Он с усилием оторвался от промерзшей земли, обдутой здесь до прошлогодней, умершей травы.

В той части, где служил Толокно, саперов с уважением называли верблюдами. Каждый сапер кроме автомата с нормальным боевым запасом и пары ручных гранат имел при себе лопату, ломик, топор, сумку с рабочим инструментом, бикфордов шнур, личные вещи и еще кое-что, смотря по назначению саперного подразделения. Все эти предметы человек имел неразлучно при себе: он шел с ними вперед, бегал, полз, работал под огнем, отбивался от врага, мешавшего его труду, спал в снегу или яме, ел и писал письма домой в надежде на встречу после победы, в надежде на жизнь, которая будет вечно счастливой.

Проснулся Толокно вечером, на закате солнца. Командир подразделения капитан Смирнов собрал в овраге своих людей, осмотрел их, проверил снаряжение и спросил каждого о самочувствии.

- Я всегда чувствую себя хорошо, товарищ капитан, - ответил Толокно командиру.

- А почему всегда? - заинтересовался капитан.

- А по необходимости! - объяснил Толокно.

Капитан указал рукой на заходящее большое солнце. Бойцы посмотрели в великое пространство, ожидающее их, - потоки разноцветного света на небе походили сейчас на торжественную музыку, трогающую человека за сердце.

Затем капитан объяснил бойцам их задачу на нынешнюю ночь. Следовало теперь же, вместе с приданной саперному подразделению группой разведчиков, выйти к речному руслу, изыскать место для переправы танков и сделать отлогий выход в отвесном берегу реки на сторону противника, а потом, после совершения этой работы, нужно двигаться вперед на танках вместе с десантной группой пехоты и по указанию, которое будет дано впоследствии, вонзиться в землю и отработать систему траншей, укрытий и блиндажей.

- Бойцы и товарищи! - сказал командир. - Мы ведем дороги на закат солнца. Мы, красноармейцы, мы для врага то же самое, что обратный клапан в машине, который только в одну, как раз в ту, сторону открывается, а назад - нипочем, назад он стоит намертвую… Я так считаю, что хватит огненному железу войны ползать по нашей земле, ей хлеб пора рожать!

- Пора! - сказали бойцы, и душа их тронулась болью и воспоминаниями.

И после заката солнца они пошли во тьму, нагруженные инструментом для работы и оружием против смерти.

2.

Затемно разведчики привели саперов к речному потоку. Иван Толокно и другой сапер, Петр Расторгуев, осторожно пошли вниз по течению, чтобы разведать местность.

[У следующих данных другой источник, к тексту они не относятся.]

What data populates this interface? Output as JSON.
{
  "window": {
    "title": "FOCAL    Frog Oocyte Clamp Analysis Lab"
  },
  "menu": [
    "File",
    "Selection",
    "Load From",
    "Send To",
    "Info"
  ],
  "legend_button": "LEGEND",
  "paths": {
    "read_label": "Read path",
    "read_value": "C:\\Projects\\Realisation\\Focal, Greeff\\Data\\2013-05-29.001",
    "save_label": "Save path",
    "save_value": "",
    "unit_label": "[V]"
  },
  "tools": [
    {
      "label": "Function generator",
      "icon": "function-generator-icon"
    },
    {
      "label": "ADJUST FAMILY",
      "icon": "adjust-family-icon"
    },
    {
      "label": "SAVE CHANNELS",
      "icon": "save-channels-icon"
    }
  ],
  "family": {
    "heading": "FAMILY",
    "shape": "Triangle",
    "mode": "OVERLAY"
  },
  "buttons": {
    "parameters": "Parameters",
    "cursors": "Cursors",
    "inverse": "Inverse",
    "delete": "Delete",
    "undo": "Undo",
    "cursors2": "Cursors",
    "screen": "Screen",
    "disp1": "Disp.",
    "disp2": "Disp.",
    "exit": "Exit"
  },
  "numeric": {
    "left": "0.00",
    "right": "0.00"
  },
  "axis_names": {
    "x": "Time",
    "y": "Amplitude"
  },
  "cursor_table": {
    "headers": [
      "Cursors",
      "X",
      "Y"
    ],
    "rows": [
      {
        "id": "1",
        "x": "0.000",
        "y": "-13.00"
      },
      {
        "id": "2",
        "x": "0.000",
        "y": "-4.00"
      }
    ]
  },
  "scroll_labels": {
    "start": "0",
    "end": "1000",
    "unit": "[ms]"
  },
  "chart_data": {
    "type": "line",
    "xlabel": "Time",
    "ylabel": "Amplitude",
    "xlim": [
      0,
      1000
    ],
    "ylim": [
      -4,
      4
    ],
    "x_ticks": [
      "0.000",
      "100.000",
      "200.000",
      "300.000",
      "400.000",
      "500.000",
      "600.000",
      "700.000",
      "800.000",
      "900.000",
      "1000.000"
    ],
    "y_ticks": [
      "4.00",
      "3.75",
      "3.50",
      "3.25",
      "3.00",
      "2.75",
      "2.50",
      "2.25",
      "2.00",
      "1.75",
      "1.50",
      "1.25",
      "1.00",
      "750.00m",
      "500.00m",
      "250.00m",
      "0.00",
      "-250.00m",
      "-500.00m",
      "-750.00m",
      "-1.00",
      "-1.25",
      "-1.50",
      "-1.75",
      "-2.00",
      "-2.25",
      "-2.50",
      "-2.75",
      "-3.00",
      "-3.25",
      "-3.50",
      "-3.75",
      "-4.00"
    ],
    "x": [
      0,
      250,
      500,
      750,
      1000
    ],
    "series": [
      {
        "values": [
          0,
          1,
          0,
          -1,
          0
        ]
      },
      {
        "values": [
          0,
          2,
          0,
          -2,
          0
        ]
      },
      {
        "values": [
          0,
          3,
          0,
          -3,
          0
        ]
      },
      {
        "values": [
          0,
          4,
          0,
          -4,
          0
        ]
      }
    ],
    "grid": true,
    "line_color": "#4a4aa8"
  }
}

Толокно вышел на лед, лед был тонок, и под ним близко чувствовалась живая вода.

В небе засияли две ослепительные ракеты врага, и вся река и пойма ее озарились тем неподвижным, пустым светом, каким освещаются сновидения человека. Иван Толокно лег на живот и пополз своим направлением. Впереди себя он расслышал равномерное пение воды подо льдом.

Разведчики уже вышли на тот берег и тайно продвинулись вперед, чтобы наблюдать неприятеля и чтобы помочь своим саперам в нужде и опасности.

Толокно дополз до подтаявшего льда и увидел, что вода впереди выходит из-под покрова наружу и струится на воле, шумя на перекате по каменистому, беспокойному ложу. Толокно сполз в воду по опустившемуся под ним льду. Он попробовал воду рукой и решил, что в ней можно обтерпеться.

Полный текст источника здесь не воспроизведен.